Выбрать главу

Когда мои глаза, первоклассника московской спецшколы с углубленным изучением французского языка, привыкли к темноте, я различил следующее. Плесень и нечистоты делали помещение, в котором я оказался, весьма живописным. Вдоль стен зияли пробитые в полу дыры. Они походили на дыры в храме огнепоклонников, только крупнее. Края дыр украшали какашки разной давности, судя по степени их разложения. Отдельные какашки в беспорядке были разбросаны по полу. Над большею частью дыр на корточках кавказским полукругом сидели молчаливые усачи с мрачными лицами в пиджаках и кепках диметром с канализационный люк. В Баку повсюду можно было наблюдать таких усачей, сидящих на корточках. Только они обычно имели на себе брюки. У этих же брюки были спущены. Некоторые курили.

Справа, на уровне моего розового ушка, из крана капнула вода. Из умывальника с жужжанием поднялось несколько жирных мух. Я нерешительно потоптался и нервно вытер вспотевшие ладошки о новенькие голубые штаны-бананы. Штаны мне сшила молодая модница Вера И., дочка другой маминой подруги. Усачи повернули недружелюбные носы в мою сторону, этот джентльменский клуб явно не хотел меня принимать. Сглотнув, я попятился и вышел на свет и сказал маме, что все прошло благополучно.

Спустя многие годы я с нежностью вспоминаю то детское путешествие. Когда заходит речь об Азербайджане, я рассказываю о форели в забетонированном пруду, о Девичьей башне, о пустыне, ресторане «Гелюстан» и о «Капитанской дочке».

Валя Н. умерла несколькими годами позже от рака, хотя поговаривали, что от СПИДа. Жажда любви, которой она была лишена на родине, вылилась в многочисленные связи в заграничных поездках, ставших тогда доступными.

Модница Вера И., сшившая мне штаны-бананы, погибла в автокатастрофе, впервые сев за руль нового автомобиля. А штаны-бананы отдали носить какому-то другому мальчику, когда я из них вырос.

Авиэль

Саша решил сделать обрезание по двум причинам. Во-первых, он слышал, что это предохраняет от заболеваний, а во-вторых, а это, пожалуй, основное, секс у обрезанных длится дольше, чем у остальных. Может, вранье все это, только Саше рассказали, что в тот хоботок кожи, который удаляют в процессе ритуала, выведены многочисленные нервные окончания, повышающие чувствительность. Соответственно, если отрезать их, чувствительность снижается и кончаешь ты не сразу, едва увидел пару грудей, а успеваешь донести кое-что до самой обладательницы этих форм, что тоже неплохо в наше нервное время. «Будешь гонять минимум полчаса», – подбодрил хирург районной поликлиники. Это было столь щедрым посулом, что Саша не выдержал и бросился осуществлять свою затею.

Он стал наводить справки.
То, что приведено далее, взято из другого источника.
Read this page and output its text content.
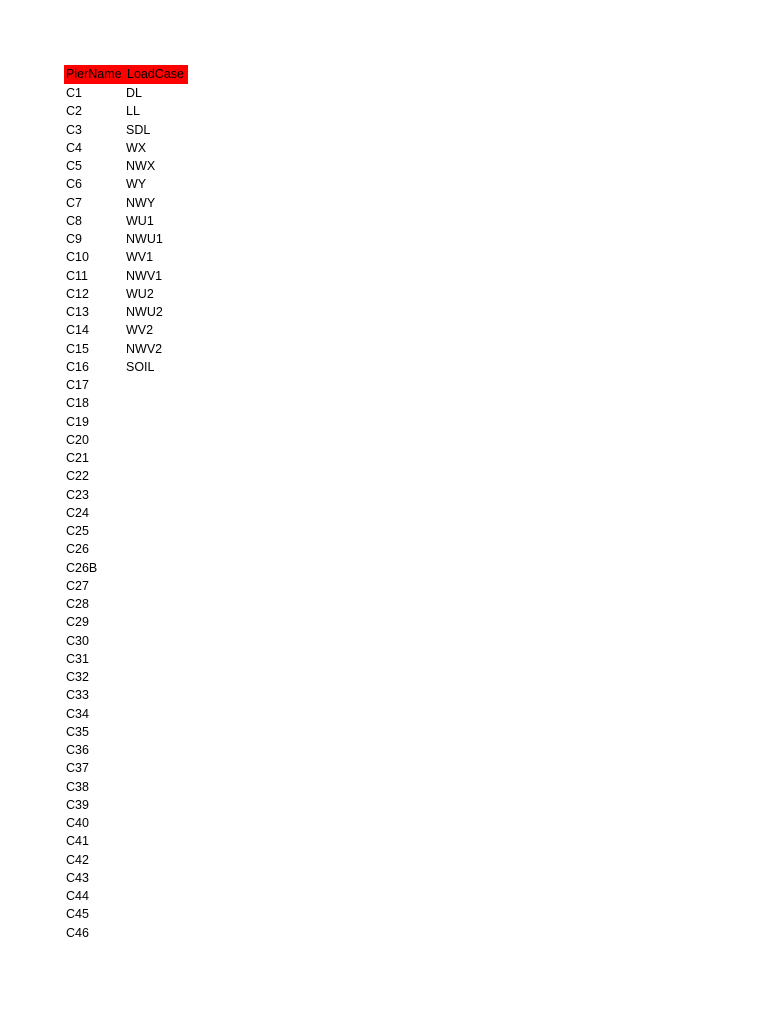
PierName LoadCase
C1	DL
C2	LL
C3	SDL
C4	WX
C5	NWX
C6	WY
C7	NWY
C8	WU1
C9	NWU1
C10	WV1
C11	NWV1
C12	WU2
C13	NWU2
C14	WV2
C15	NWV2
C16	SOIL
C17
C18
C19
C20
C21
C22
C23
C24
C25
C26
C26B
C27
C28
C29
C30
C31
C32
C33
C34
C35
C36
C37
C38
C39
C40
C41
C42
C43
C44
C45
C46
Приятели, врачи, служители культа. Все были перебраны для того, чтобы найти наилучший вариант. Наконец решение появилось: оказалось, что в синагоге делают обрезание бесплатно. Но только евреям, разумеется. Саше было известно, что его бабушка была еврейкой наполовину, по маме. Мама была еврейкой на четверть, сам Саша – на одну восьмую. Этого оказалось достаточно, ведь в расчет берется женская линия, а по женской линии Саша был самым что ни на есть жидом жидовичем. Он собрал все свидетельства о рождении, свидетельства о браках, переменах фамилий. Целая кипа получилась. В нескольких потертых книжечках с потрепанными уголками, в этих ветхих, протертых на складках бумажках заключалась вековая история семьи. Войны, революции, погромы, свадьбы, рождения детей, обыски, аресты. Жизнь, смерть и любовь были выведены каллиграфическими перьями государственных регистраторов на картонных страничках. Цвет обложек был буро-красный, темный. Цвет засохшей крови.
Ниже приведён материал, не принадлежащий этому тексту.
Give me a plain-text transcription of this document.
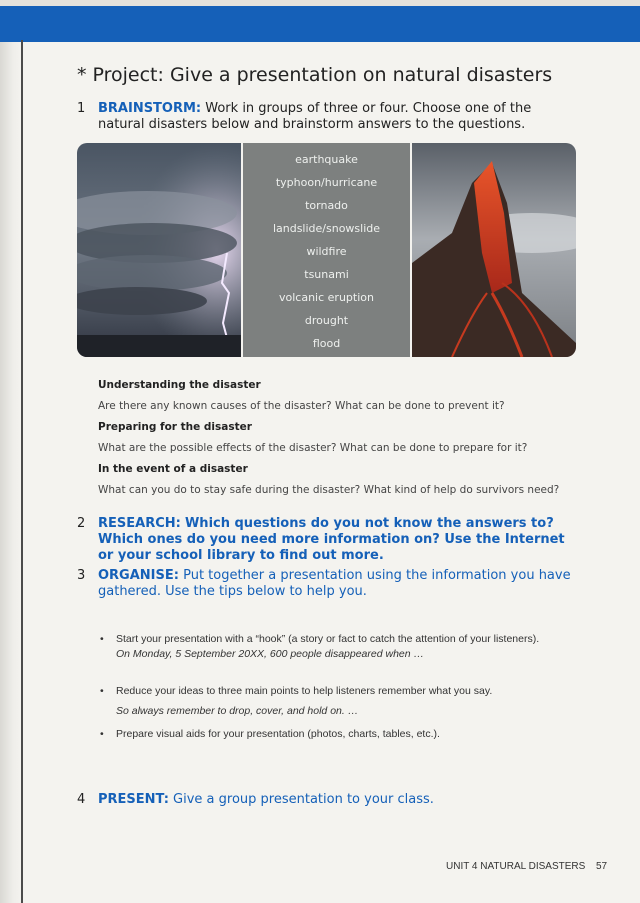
* Project: Give a presentation on natural disasters
1 BRAINSTORM: Work in groups of three or four. Choose one of the natural disasters below and brainstorm answers to the questions.
earthquake
typhoon/hurricane
tornado
landslide/snowslide
wildfire
tsunami
volcanic eruption
drought
flood
Understanding the disaster
Are there any known causes of the disaster? What can be done to prevent it?
Preparing for the disaster
What are the possible effects of the disaster? What can be done to prepare for it?
In the event of a disaster
What can you do to stay safe during the disaster? What kind of help do survivors need?
2 RESEARCH: Which questions do you not know the answers to? Which ones do you need more information on? Use the Internet or your school library to find out more.
3 ORGANISE: Put together a presentation using the information you have gathered. Use the tips below to help you.
• Start your presentation with a “hook” (a story or fact to catch the attention of your listeners).
On Monday, 5 September 20XX, 600 people disappeared when …
• Reduce your ideas to three main points to help listeners remember what you say.
So always remember to drop, cover, and hold on. …
• Prepare visual aids for your presentation (photos, charts, tables, etc.).
4 PRESENT: Give a group presentation to your class.
UNIT 4 NATURAL DISASTERS 57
В здании синагоги на Большой Бронной, похожем на кинотеатр сталинских времен, толпились старики с лицами, напоминающими печеные яблоки, и носатые старухи с волосами, крашенными хной. Саша на всякий случай снял бейсболку. Первый встречный бородач в шляпе строго произнес:

– Ты зачем шапку снял? Надень обратно!

– Так церковь же… – брякнул Саша.

– Это не церковь, а синагога! Покрой голову, если ты еврей!

Не то чтобы Саша почувствовал себя евреем, но бейсболку надел.

Оказалось, что хирурга, делающего обрезание, называют моэль, а имя его Натан. У Натана была светлая борода, и какие-то серебристые нити приторочены к поясу. На голове ловко сидела кипа. Нрав у Натана оказался веселым, Саша почувствовал себя комфортно.